When closing extraction spaces, our findings agree with those of Iino et al and Gantes et al. If space closure is performed at first premolar sites with only circumscribing corticotomy cuts or with inadequate bone thinning such as partial ostectomies, the space closure can take 7 or more months to complete. This can result in total treatment times expanding to a year or longer. However, if the bone is thinned adequately in the direction of the intended tooth movement, premolar site closure can be accomplished in 3 to 4 weeks with orthopedic forces or in 6 to 8 weeks with lighter orthodontic forces. With the proper surgical technique, these space-closing cases can be routinely completed in 8 to 10 months or less. If orthopedic appliances are used for space closing or other movements, it is advisable to wait 3 to 4 weeks after surgery before activating them to allow the thinned bone to demineralize. All indications are that a coupled bone remodeling response is taking place, but with a thin layer of activated bone, the rate of demineralization will outweigh the rate of remineralization, and the demineralized bone matrix can be sustained with continued tooth movement.

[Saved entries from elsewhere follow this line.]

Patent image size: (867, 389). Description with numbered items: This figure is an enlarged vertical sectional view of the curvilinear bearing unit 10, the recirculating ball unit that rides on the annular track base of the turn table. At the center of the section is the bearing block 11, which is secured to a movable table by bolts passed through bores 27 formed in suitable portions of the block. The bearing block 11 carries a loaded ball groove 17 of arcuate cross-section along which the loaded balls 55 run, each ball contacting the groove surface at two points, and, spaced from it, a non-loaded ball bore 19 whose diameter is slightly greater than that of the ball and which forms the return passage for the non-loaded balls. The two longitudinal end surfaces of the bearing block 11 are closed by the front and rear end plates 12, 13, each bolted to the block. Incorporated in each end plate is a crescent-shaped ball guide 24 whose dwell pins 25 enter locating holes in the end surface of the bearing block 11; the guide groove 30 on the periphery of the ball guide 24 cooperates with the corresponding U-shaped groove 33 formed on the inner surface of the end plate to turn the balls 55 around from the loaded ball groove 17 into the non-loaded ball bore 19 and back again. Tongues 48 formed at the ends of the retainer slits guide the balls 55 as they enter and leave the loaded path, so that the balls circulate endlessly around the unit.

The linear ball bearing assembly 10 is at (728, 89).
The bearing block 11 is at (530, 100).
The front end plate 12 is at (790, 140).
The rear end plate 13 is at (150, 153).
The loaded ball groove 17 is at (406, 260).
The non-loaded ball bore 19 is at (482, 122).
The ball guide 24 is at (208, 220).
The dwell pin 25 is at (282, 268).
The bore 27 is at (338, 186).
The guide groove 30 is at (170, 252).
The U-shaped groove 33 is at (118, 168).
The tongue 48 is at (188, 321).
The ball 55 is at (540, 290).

Excessive root resorption does not appear to have been an issue with corticotomy-facilitated orthodontics. Because of the demineralized state of the bone during treatment and the fact that normal orthodontic forces are used, rapid movement occurs from the lack of osseous resistance and not from excessive orthodontic force. In an evaluation of maxillary central incisors, the findings of Machado et al would actually indicate a slight (1.1 mm) decrease in apical root resorption. This decrease might not be clinically significant, but at least it is reassuring to know that rapid tooth movement after corticotomy surgery will not result in increased root resorption. Iino et al have additionally demonstrated decreased hyalinization of the periodontal ligament in corticotomized dogs, and it is well known that hyalinization can be a precursor to root resorption.

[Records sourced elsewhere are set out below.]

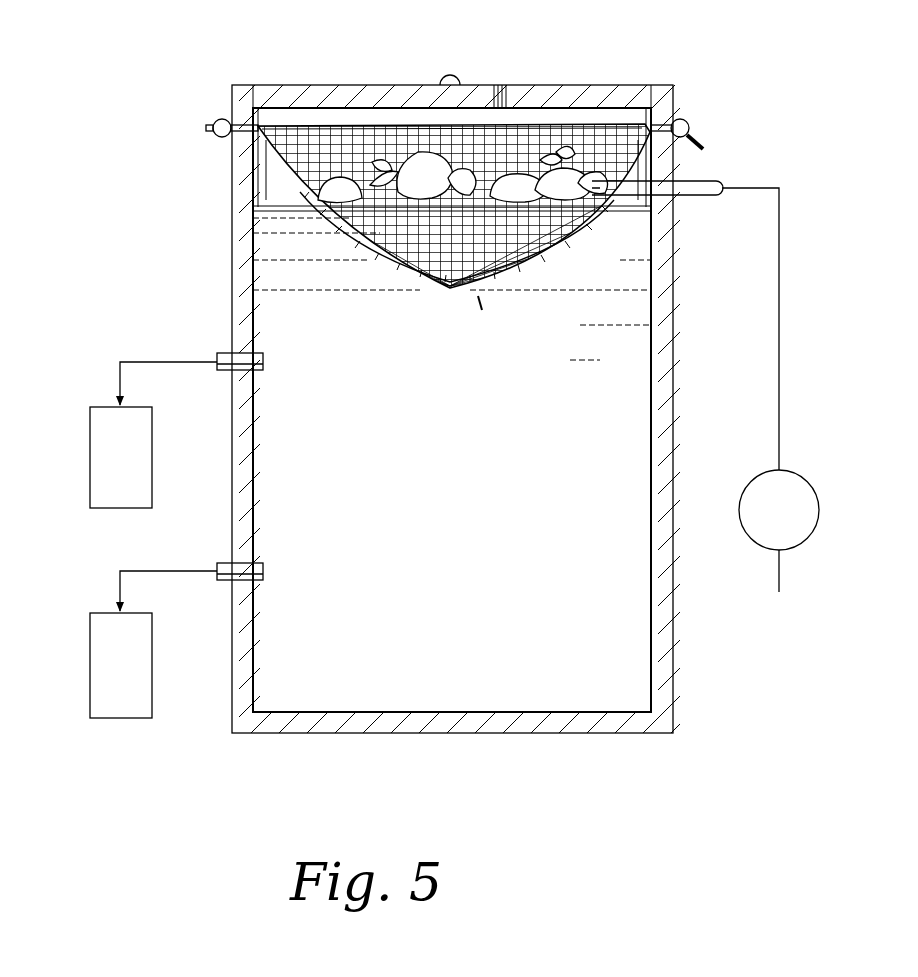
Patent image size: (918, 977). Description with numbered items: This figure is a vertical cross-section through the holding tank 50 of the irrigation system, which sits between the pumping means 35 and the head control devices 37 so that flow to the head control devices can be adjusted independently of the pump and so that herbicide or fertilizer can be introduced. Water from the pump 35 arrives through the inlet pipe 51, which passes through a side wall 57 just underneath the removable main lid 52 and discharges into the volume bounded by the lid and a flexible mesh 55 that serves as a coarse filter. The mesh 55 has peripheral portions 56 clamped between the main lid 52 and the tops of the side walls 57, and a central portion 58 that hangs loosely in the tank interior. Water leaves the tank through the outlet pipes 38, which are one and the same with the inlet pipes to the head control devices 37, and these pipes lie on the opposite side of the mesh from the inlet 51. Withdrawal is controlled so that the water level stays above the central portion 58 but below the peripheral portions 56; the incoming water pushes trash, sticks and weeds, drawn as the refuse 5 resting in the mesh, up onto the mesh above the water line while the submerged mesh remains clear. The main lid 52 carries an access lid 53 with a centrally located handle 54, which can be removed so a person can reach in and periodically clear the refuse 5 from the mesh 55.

The fruit / produce 5 is at (420, 152).
The pumping means 35 is at (853, 462).
The head control device 37 is at (72, 400).
The inlet pipe 38 is at (233, 360).
The holding tank 50 is at (735, 30).
The inlet pipe 51 is at (632, 188).
The main lid 52 is at (585, 100).
The access lid 53 is at (496, 100).
The handle 54 is at (465, 60).
The flexible mesh 55 is at (482, 310).
The peripheral portions 56 is at (256, 120).
The side walls 57 is at (243, 180).
The central portion 58 is at (410, 290).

Rothe et al reported that patients with thinner mandibular cortices are at increased risk for dental relapse, and this could certainly be used as one argument for increasing the alveolar volume. Additionally, we suggest that increased alveolar volume could increase the probability of maintaining attachment levels, especially when there is a discrepancy involving a wide root and a narrow alveolus. It will not provide for improved attachment levels. Clinicians must also be aware that if there is preexisting bone loss from periodontal disease, corticotomy surgery becomes pocket reduction surgery, and the teeth will appear longer commensurate with the degree of preexisting bone and attachment loss regardless of whether alveolar augmentation is performed.

There are limitations to what corticotomy-facilitated orthodontics can offer. We do not represent that ankylosed teeth can be reliably moved nor can teeth be moved through devitalized bone, a situation that can occur in conjunction with long-term cortical steroid or bisphosphonate therapy. Corticotomy-facilitated tooth movement is a periodontal ligament-mediated sterile inflammatory process, so the use of nonsteroidal anti-inflammatory drugs will reduce the inflammatory response and therefore tend to counteract the regional acceleratory phenomenon effect. Since its benefits and capabilities are impressive, doctors sometimes think of periodontally accelerated osteogenic orthodontics when nothing else works. This is not a rescue technique but, rather, a tool to be used with knowledgeable thought and design.

Many surgical and nonsurgical methods and devices are being used and represented to accelerate tooth movement. Each might have its merits, but in the absence of correct surgical intervention, these can only provide a degree of the regional acceleratory phenomenon. Accelerated movements require both physiologic and morphologic issues to be addressed. However, inadequate decortication techniques do not create the robust regional acceleratory phenomenon needed for many accelerated movements, and they actually reduce the amount of bone support by the nature of the procedure. An important aspect of the periodontally accelerated osteogenic orthodontics technique, in addition to shortened treatment times, is the ability to address alveolar insufficiencies with bone augmentation to increase the likelihood of creating intact buccal and lingual plates of bone.